I'm no fan of unwanted panic, I worked for a while in the environmental industry that was formed largely as a result of a panic.  For a long time, dating back to Greek and Roman civilization, people made things using this peculiar and useful mineral called asbestos, it forms these fibrous crystal structures that make stuff containing it really durable and also fireproof.  The fibrous nature of asbestos is what makes it so great, and also what made it dangerous (sort of like the ocean's heat sink capacity).  The fibers of asbestos, if you breathe them, don't do good things for your lungs.  They can cause scarring in the lungs, which produces a condition similar to the black lung that coal miners get from breathing in coal dust, and it can also cause cancer, particularly a type of cancer called Mesothelioma, which is basically a death sentence.
In the early 1980s people sort of simultaneously decided to notice that asbestos could have these effects and also that it was in freaking everything.  What ensued was a panic, in which the problems of asbestos containing materials were often made worse, regulations and responses were made on the fly and consequently made very little sense.  A lot of people, including my former employer, got awfully wealthy during this panic and people in general learned to fear asbestos in highly irrational manner.  For a long time, I held on to what I knew from the aftermath of that panic as somehow instructive about the growing evidence that human activity is contributing to climate change.
I was aided and abetted in that delusion by the soothing words of what I now know to be the voice of industries that were directly invested in fossil fuel production and consumption.  In the wake of the asbestos panic, it was found that Johns Manville, a large (to put it mildly) corporation which manufactured all manner of asbestos containing materials had actually suppressed evidence of the harmful effects of asbestos, and thus were found liable and had to pay out huge sums of money to those affected by exposure to asbestos.
It turns out that Exxon Mobile and Koch Industries and such like have pulled and are continuing to attempt to pull such a deception.
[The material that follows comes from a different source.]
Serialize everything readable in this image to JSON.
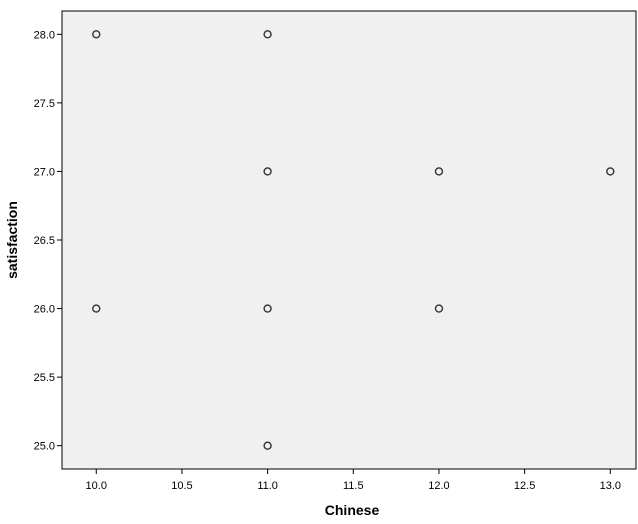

The level of chicanery is several levels above what Johns Manville did with asbestos though.  Johns Manville simply didn't share all the information they had, the fossil fuel conglomerate has actually gone on the offensive against everyone from the EPA to science itself, trying to convince enough people that climate change isn't happening, or failing that, that it's not that big of a deal.
This time the victims are not just going to be a few thousand steam fitters and ship builders, this time the victims could be anyone who lives within 500 miles of a coast, any coast, you pick.  This time they are going to be all the people who suddenly live in an area where diseases like malaria start happening when they never did before, or who find their formerly productive farms turning into desert.  I'm not a lawyer, but it seems to me if you could even make a thin case, you could have a hell of a class action lawsuit.